Forse ancora oggi si nasconde tra le acque del porticciolo, su una di quelle navi dai nomi lontani: “Speranza”. Trani custodisce, insieme alle sue leggende, anche il suo passato medioevale. Ogni pietra, ogni angolo della città, è testimonianza di quell’età di mezzo. In questo scrigno di storia baciato dal mare, sono stati scritti gli Statuti Marittimi di Trani, i cosiddetti Ordinamenta et consuetudo Maris: il più antico codice marittimo del Mediterraneo, tutt’ora internazionalmente valido. Il codice fu promulgato nel 1063 per volere del conte normanno Pietro di Trani e testimonia il passato della città, come crocevia di popoli e culture del Mediterraneo e soprattutto come ponte per l’Oriente. Per questo suo essere ponte fra Oriente e Occidente, il porto di Trani è stato anche luogo di partenza e di ritorno delle crociate. Nelle acque del porto infatti, si riflettono le tre absidi della chiesa di Ognissanti, meglio conosciuta come “chiesa dei Templari”: un gioiello d’architettura romanica.
A Trani, con i templari, storia e leggenda, ancora una volta, si tengono per mano. Nella Historia Traslationis Sancti Nicolai, opera del futuro vescovo di Bisceglie, si racconta che il Diacono Armando, nel corso della cerimonia di traslazione del corpo di San Nicola, in un cielo completamente terso, vide levarsi all’improvviso due colonne di nuvole nere. Il Diacono riconobbe, nell’avanzare al galoppo di quelle nubi, i cavalieri dell’Ordine, accorsi per assistere alla celebrazione.
Scendendo dal fortino seguo passo passo, come facevo da bambina, la linea irregolare delle lastre chiare dei marciapiedi.

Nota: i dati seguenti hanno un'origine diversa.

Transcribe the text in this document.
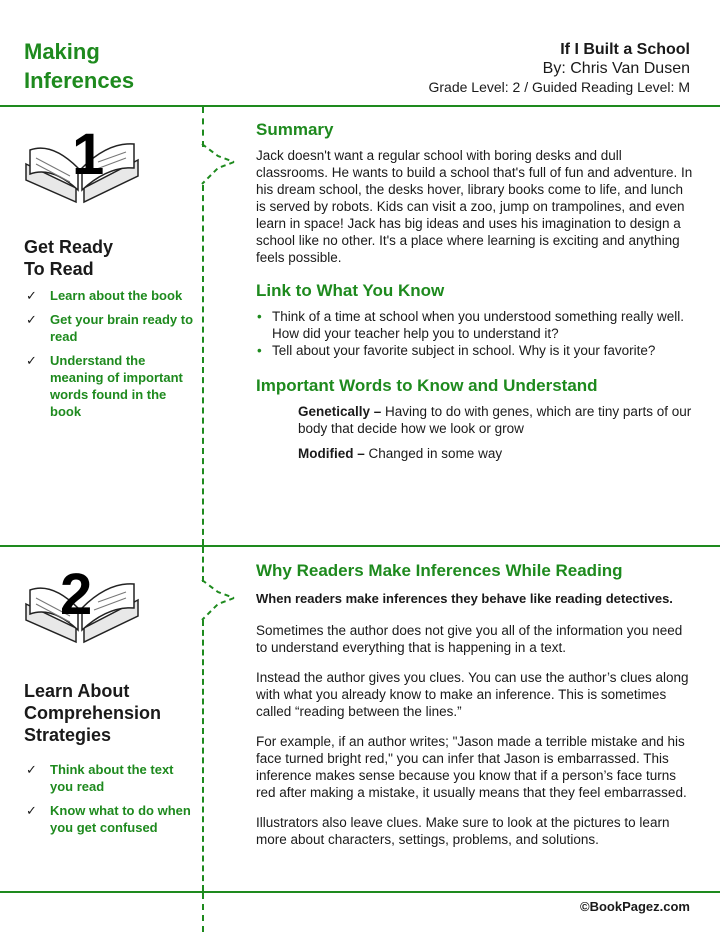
Making
Inferences
If I Built a School
By: Chris Van Dusen
Grade Level: 2 / Guided Reading Level: M
1
Get Ready
To Read
✓ Learn about the book
✓ Get your brain ready to read
✓ Understand the meaning of important words found in the book
Summary
Jack doesn't want a regular school with boring desks and dull classrooms. He wants to build a school that's full of fun and adventure. In his dream school, the desks hover, library books come to life, and lunch is served by robots. Kids can visit a zoo, jump on trampolines, and even learn in space! Jack has big ideas and uses his imagination to design a school like no other. It's a place where learning is exciting and anything feels possible.
Link to What You Know
• Think of a time at school when you understood something really well. How did your teacher help you to understand it?
• Tell about your favorite subject in school. Why is it your favorite?
Important Words to Know and Understand
Genetically – Having to do with genes, which are tiny parts of our body that decide how we look or grow
Modified – Changed in some way
2
Learn About
Comprehension
Strategies
✓ Think about the text you read
✓ Know what to do when you get confused
Why Readers Make Inferences While Reading
When readers make inferences they behave like reading detectives.
Sometimes the author does not give you all of the information you need to understand everything that is happening in a text.
Instead the author gives you clues. You can use the author’s clues along with what you already know to make an inference. This is sometimes called “reading between the lines.”
For example, if an author writes; "Jason made a terrible mistake and his face turned bright red," you can infer that Jason is embarrassed. This inference makes sense because you know that if a person’s face turns red after making a mistake, it usually means that they feel embarrassed.
Illustrators also leave clues. Make sure to look at the pictures to learn more about characters, settings, problems, and solutions.
©BookPagez.com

Un passo per ogni riquadro. Mi ritrovo così nel centro storico di Trani. Il sole è in procinto di tramontare, e la pietra bianca, simbolo di Trani, cattura e restituisce al mare gli ultimi raggi. Percorro il lungomare in direzione del molo di S. Lucia, sul polo opposto del porto. Da lì mi giro per guardare l’ultima volta il castello, prima di far ritorno a casa. L’esattezza di un ricordo mi colpisce all’improvviso: avevo forse otto anni quando ho visitato Trani per la prima volta. Ricordo che proprio davanti alla finestra del castello, una vecchia dagli occhi azzurri e i capelli bianchi guardava il mare da un’insenatura della roccia. Mi si avvicinò sorridendo, con quella dolcezza che hanno solo gli anziani: “ciao piccola, conosci la storia della principessa Armida?”. Aveva, poggiato sul capo, un velo di seta grigia. Il passato, a Trani, è il più caparbio dei suoi pescatori. Di notte, mentre avvolge le reti, e prega San Nicola, dice di vedere Armida, tra le arcate del castello, con il suo velo grigio poggiato sul capo. E stringe forte, nella sua mano rugosa, un dente aguzzo di pescecane.